La niña que no dormía la noche antes del
examen se ha levantado muy temprano. Se ha calzado unas zapatillas de deporte y
ha salido a correr 20 minutos. A la vuelta, ha encendido la cafetera antes de
meter el pie, sudado, en la ducha de agua tibia. Al salir del baño, ha retirado
las gotas de la mampara y colgado ordenadamente las toallas. Se ha vestido con
la ropa elegida el día anterior. Un pantalón gris de raya diplomática, una
camisa azul que abrocha, ya con prisas, hasta el último botón. La niña que
lloraba de rabia cuando perdía la carrera en la clase de gimnasia se ha pintado
cuidadosamente la línea del ojo y se ha repasado con máscara negra las
pestañas. Después de apagar todas las luces y echar una sola vuelta de llaves,
ha tomado el ascensor y salido a la calle, enfilando el paso hacia la estación
de metro más cercana. Tres paradas después, ha podido sentarse en el primer
asiento libre. Allí, ha aprovechado para repasar el informe con el que se quedó
dormida el día anterior. La niña a la que se le retorcían las tripas cuando la apartaban
de los juegos de chicos ha cruzado luego la cuadrícula de calles hasta la
importante firma de comercio exterior donde trabaja y tomado el ascensor
después de dar, amablemente, los buenos días.

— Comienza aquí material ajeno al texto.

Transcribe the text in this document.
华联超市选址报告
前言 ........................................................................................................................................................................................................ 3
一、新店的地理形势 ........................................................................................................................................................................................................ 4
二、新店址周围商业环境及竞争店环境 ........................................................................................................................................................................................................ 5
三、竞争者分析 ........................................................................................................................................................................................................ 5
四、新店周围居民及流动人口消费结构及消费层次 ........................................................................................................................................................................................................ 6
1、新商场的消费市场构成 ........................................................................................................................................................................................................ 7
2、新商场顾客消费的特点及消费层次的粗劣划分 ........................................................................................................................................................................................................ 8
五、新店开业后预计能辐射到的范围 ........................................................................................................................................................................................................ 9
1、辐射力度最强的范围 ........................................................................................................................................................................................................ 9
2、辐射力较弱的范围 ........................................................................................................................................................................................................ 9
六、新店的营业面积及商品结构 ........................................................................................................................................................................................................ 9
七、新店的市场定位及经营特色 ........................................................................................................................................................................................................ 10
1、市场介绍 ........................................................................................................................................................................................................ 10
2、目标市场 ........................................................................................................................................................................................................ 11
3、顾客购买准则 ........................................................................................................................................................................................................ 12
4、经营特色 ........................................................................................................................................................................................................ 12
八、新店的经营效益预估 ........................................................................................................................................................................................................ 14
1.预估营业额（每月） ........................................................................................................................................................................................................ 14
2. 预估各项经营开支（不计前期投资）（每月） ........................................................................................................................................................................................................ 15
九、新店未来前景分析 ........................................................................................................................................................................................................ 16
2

Antes de las diez de la mañana, la
adolescente que lloró de orgullo junto a sus notas de Secundaria, ya ha
contestado a varios emails y solucionado un cúmulo de incidencias. Ha revisado
el funcionamiento de los equipos en el exterior y comprobado que el protocolo marcha
adecuadamente. Conforme pasan los minutos, la adolescente que llevó a su abuela
la hoja de admisión de la universidad de sus sueños, salta de tema en tema con
el corazón latiéndole muy rápido. Siempre le ocurre cuando comprueba que el
trabajo está bien hecho. Mientras el resto de compañeros sale a comer y se
despide compartiendo planes de fin de semana, la adolescente que se perdió las
fiestas de facultad por no arriesgar la beca, se ha quedado frente a la
pantalla y ha repasado el estado de la base de datos. No tiene hambre, de
hecho, no comerá, y nadie, ni siquiera ella, se dará cuenta. Nadie suele observarla
demasiado desde que hace más de siete años entrara, de la mano de su expediente
inmaculado, en esta importante empresa.
Ya entrada la tarde, la mujer que muchos
viernes cierra a solas la oficina, que contesta al correo los domingos y toma
sus vacaciones de acuerdo a los ritmos de ventas; pega un respingo cuando el
presidente sale del ascensor corporativo y, sorprendido de encontrarla en la
oficina, se le acerca. Se sabe insegura para organizar su discurso y, antes de
abrir la boca, la mujer que guarda su primera tarjeta de visita en su caja de
tesoros, siente que la glotis le aprieta. Quiere preguntarle su visión sobre la
memoria corporativa que le entregó la semana anterior, sobre el vuelco que ha
dado en su departamento. Ahora que la soledad les permite estar tan cerca, tan
cerca de alguien -por edad, por cargo, por naturaleza- tan difícilmente
accesible, quiere trasmitirle mil ideas.
La mujer que renunció a aquel chico porque
a sus carreras las separaba un océano, quiere preguntarle si cumple sus
expectativas, si la encuentra capacitada para aspirar más responsabilidad en la
empresa. Con todas esas dudas agolpándosele al otro lado de la frente, la mujer
que aún no puede dormir cuando al día siguiente hay reunión ejecutiva o se ha
torcido el balance de ventas; se queda callada mirando al presidente. Absorta.
Es entonces cuando el hombre, que se ha quitado la corbata y desabrochado el
último botón de la camisa, se le acerca para tocarle el hombro con una sonrisa
indulgente.
-Rosita, hija mía, ¿qué haces a esta hora
en la oficina? ¿Así cómo vamos a encontrarte novio?